Now, Turkish historical plays are becoming popular in the Muslim world.
Mera Sultan was viewed avidly. These days, Dirilis Ertugral is being viewed by the people in Pakistan. Created by Mehmet Bozdag and directed by Metin Gunay, it is a usual adventure-cum-romance trope.
Of late, the Turks have been very particular about portraying their history through such television serials. It is said that President Erdogan is fascinated by the grandeur of the Ottomans and views himself as their successor.
He is thus glorifying the past in order to be seen in the same reflected glory by the people he rules over, or indeed the entire Muslim world.
In our culture, too, Naseem Hijazi had written novels on the historical figures in Muslim history thus edifying the past.
It is the example that is supposed to be followed these days – or serves as the prototype to be modeled on or emulated, and thus serves a certain purpose. The authenticity of the material and the events is supposed to be of secondary importance.
Most of the viewers are convinced that it is history with all its authenticity that is being depicted onscreen. Instead of reading and ploughing through history books, it appears far more convenient, less taxing and more entertaining, to view a historical figure in action on screen.
Judging from the popularity, it surely serves a purpose as the list of such dramas is becoming longer and longer.
The main reason for their popularity is people’s willingness to view such series as authentic history.
And herein lies the catch. It is simplified and rearranged order of events laced with plenty of glamour. The usual human concerns like love and emotional entanglements, too, form part of the staple recipe.

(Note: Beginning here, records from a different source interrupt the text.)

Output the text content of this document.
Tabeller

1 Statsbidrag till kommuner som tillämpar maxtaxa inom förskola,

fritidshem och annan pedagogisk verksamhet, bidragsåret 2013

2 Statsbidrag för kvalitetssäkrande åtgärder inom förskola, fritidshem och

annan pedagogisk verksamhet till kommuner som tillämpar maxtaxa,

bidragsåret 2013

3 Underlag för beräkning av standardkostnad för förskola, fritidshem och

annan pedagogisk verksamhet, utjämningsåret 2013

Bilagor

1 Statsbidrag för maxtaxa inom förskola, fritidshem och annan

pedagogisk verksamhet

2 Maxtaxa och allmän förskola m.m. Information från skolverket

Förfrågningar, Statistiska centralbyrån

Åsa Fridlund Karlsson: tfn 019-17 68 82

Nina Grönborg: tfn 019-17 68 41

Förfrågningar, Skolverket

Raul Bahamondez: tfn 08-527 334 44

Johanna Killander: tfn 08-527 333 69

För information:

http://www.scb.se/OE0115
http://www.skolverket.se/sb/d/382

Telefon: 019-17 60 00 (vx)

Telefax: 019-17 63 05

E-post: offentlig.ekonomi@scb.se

In India, too, such stuff was churned out. Initially, there was some fascination with Mughal emperors. After independence, there was an overlay of mythological Ramayan and Mahabharata that set the screen ablaze.

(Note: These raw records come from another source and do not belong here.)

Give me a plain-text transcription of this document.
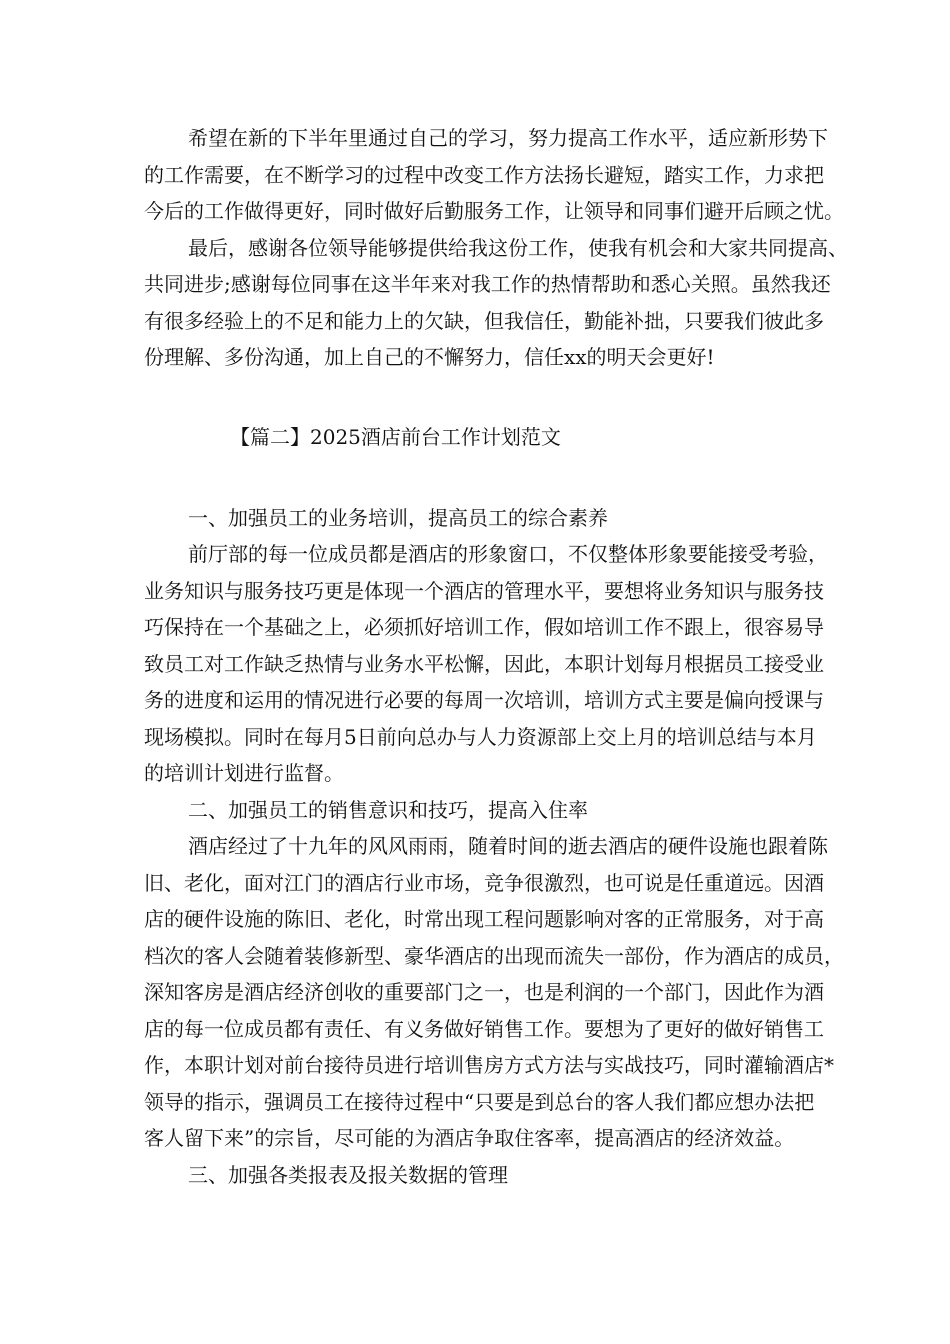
希望在新的下半年里通过自己的学习，努力提高工作水平，适应新形势下
的工作需要，在不断学习的过程中改变工作方法扬长避短，踏实工作，力求把
今后的工作做得更好，同时做好后勤服务工作，让领导和同事们避开后顾之忧。
最后，感谢各位领导能够提供给我这份工作，使我有机会和大家共同提高、
共同进步;感谢每位同事在这半年来对我工作的热情帮助和悉心关照。虽然我还
有很多经验上的不足和能力上的欠缺，但我信任，勤能补拙，只要我们彼此多
份理解、多份沟通，加上自己的不懈努力，信任xx的明天会更好!
【篇二】2025酒店前台工作计划范文
一、加强员工的业务培训，提高员工的综合素养
前厅部的每一位成员都是酒店的形象窗口，不仅整体形象要能接受考验，
业务知识与服务技巧更是体现一个酒店的管理水平，要想将业务知识与服务技
巧保持在一个基础之上，必须抓好培训工作，假如培训工作不跟上，很容易导
致员工对工作缺乏热情与业务水平松懈，因此，本职计划每月根据员工接受业
务的进度和运用的情况进行必要的每周一次培训，培训方式主要是偏向授课与
现场模拟。同时在每月5日前向总办与人力资源部上交上月的培训总结与本月
的培训计划进行监督。
二、加强员工的销售意识和技巧，提高入住率
酒店经过了十九年的风风雨雨，随着时间的逝去酒店的硬件设施也跟着陈
旧、老化，面对江门的酒店行业市场，竞争很激烈，也可说是任重道远。因酒
店的硬件设施的陈旧、老化，时常出现工程问题影响对客的正常服务，对于高
档次的客人会随着装修新型、豪华酒店的出现而流失一部份，作为酒店的成员，
深知客房是酒店经济创收的重要部门之一，也是利润的一个部门，因此作为酒
店的每一位成员都有责任、有义务做好销售工作。要想为了更好的做好销售工
作，本职计划对前台接待员进行培训售房方式方法与实战技巧，同时灌输酒店*
领导的指示，强调员工在接待过程中“只要是到总台的客人我们都应想办法把
客人留下来”的宗旨，尽可能的为酒店争取住客率，提高酒店的经济效益。
三、加强各类报表及报关数据的管理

It was realized that more people could glue themselves to the small screen than cinema where they had to spend a bit of money.
The viewership was unprecedented. People viewed such events as historical facts not as mythology. The supernatural was seen to be a potent historical force that determined the course of history.
History is a serious subject which is a narration of events in a certain order backed by references and evidence.
It is an academic discipline. Historians don’t claim absolute truth or monopoly over facts. And this is what differentiates it from television docudrama.
Poetic truth usually prevails over historical truth and this is how it should be in art. If it is history, then it should be otherwise.
These historical dramas are encroaching upon more and more territory by eroding the definite boundaries between fact and fiction.
Many historians and critics have objected to these serials and films. In the course of history, the historical accounts have been written or documented by those who could afford it –the courts, the religious establishments, hence the bias.
But when history is read as history, it is to look into the areas where the historian has not really been able to establish his argument and build his case. It is the number of citations, the lack of them, or the selective absence of a few that can put the entire argument into doubt.
Then one would say that this is the approach of a specialist and that the ordinary person is not supposed to be making all this effort.
It is true that history is a serious subject and should be taken that way, and it should be followed in its spirit of having met the core requirement of a research enterprise.
These films, or television serials easily these core hurdles and present a dramatized version. The viewers are carried along, according to Coleridge, through a willing suspension of disbelief.
This does not raise questions, but is accepted in a more wholesome manner than a mere rational nod.
Therefore, these works should be judged from the point of view of art rather than strict history. The raw material, of course, is the life of a person who existed in history or an event of momentous nature that happened at a certain time.
However, such dramatized versions should only be taken as a form of art, meant to entertain, and not credible and objective facts.
The two are different and should stay so. These serials actually blur the boundaries and take advantage of the “suspension of disbelief” by passing art for history.
They hunt on both sides of the divide: social science as well as art, and sometimes do not come up to standards of either.